Pontifikalamt am 6. Januar 10 Uhr in St. Sebastian

An 6. Januar feiern wir das Hochfest „Epiphanie“, landläufig auch als Fest der „Heiligen Drei Könige“ bekannt. Der Name dieses Festtages kommt aus dem altgriechischen ἐπιφάνεια (epipháneia) und steht für „Erscheinung“ und „Offenbarwerden".

Einem leuchtenden Stern am Firmament folgend, sollen an diesem Tag die drei Weisen aus dem Morgenland, später als die drei heiligen Könige bezeichnet, nach Bethlehem, dem Geburtsort Christi, gezogen sein, um dem Jesuskind Gold, Weihrauch und Myrrhe darzubringen.

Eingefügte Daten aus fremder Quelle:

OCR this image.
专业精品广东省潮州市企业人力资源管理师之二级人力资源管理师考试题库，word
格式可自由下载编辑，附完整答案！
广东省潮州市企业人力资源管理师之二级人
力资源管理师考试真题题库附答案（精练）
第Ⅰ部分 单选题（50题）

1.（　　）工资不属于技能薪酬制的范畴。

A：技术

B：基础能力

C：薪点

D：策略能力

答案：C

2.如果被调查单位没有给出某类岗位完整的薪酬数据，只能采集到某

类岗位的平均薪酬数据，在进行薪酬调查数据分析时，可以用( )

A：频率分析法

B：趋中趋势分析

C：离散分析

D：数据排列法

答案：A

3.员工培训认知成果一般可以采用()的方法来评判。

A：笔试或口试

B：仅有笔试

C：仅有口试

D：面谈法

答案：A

Dieses Leuchten strahlt auch auf die Taufe des Herr über, die in diesem Jahr gleich am folgenden Sonntag gefeiert wird. Der Himmel öffnete sich und der Geist Gottes fuhr in Gestalt einer Taube auf Jesus herab. Eine Stimme verkündete: "Dies ist mein geliebter Sohn, an dem ich Wohlgefallen habe."

In der ostkirchlichen Tradition wird dieser Zusammenhang noch deutlicher spürbar und breitet sich bis zum ersten öffentlichen Auftritt Jesu bei der Hochzeit von Kanaa aus.

Das Pontifikalamt am Sonnabend, 6. Januar mit Bischof Dr. Gerhard Feige wird musikalisch gestaltet durch die Magdeburger Dombläser unter der Leitung von Anne Schumann und dem Chor von St. Peter und Paul aus Groß Ammensleben unter der Leitung von Michael Löderbusch sowie Matthias Mück an der Orgel.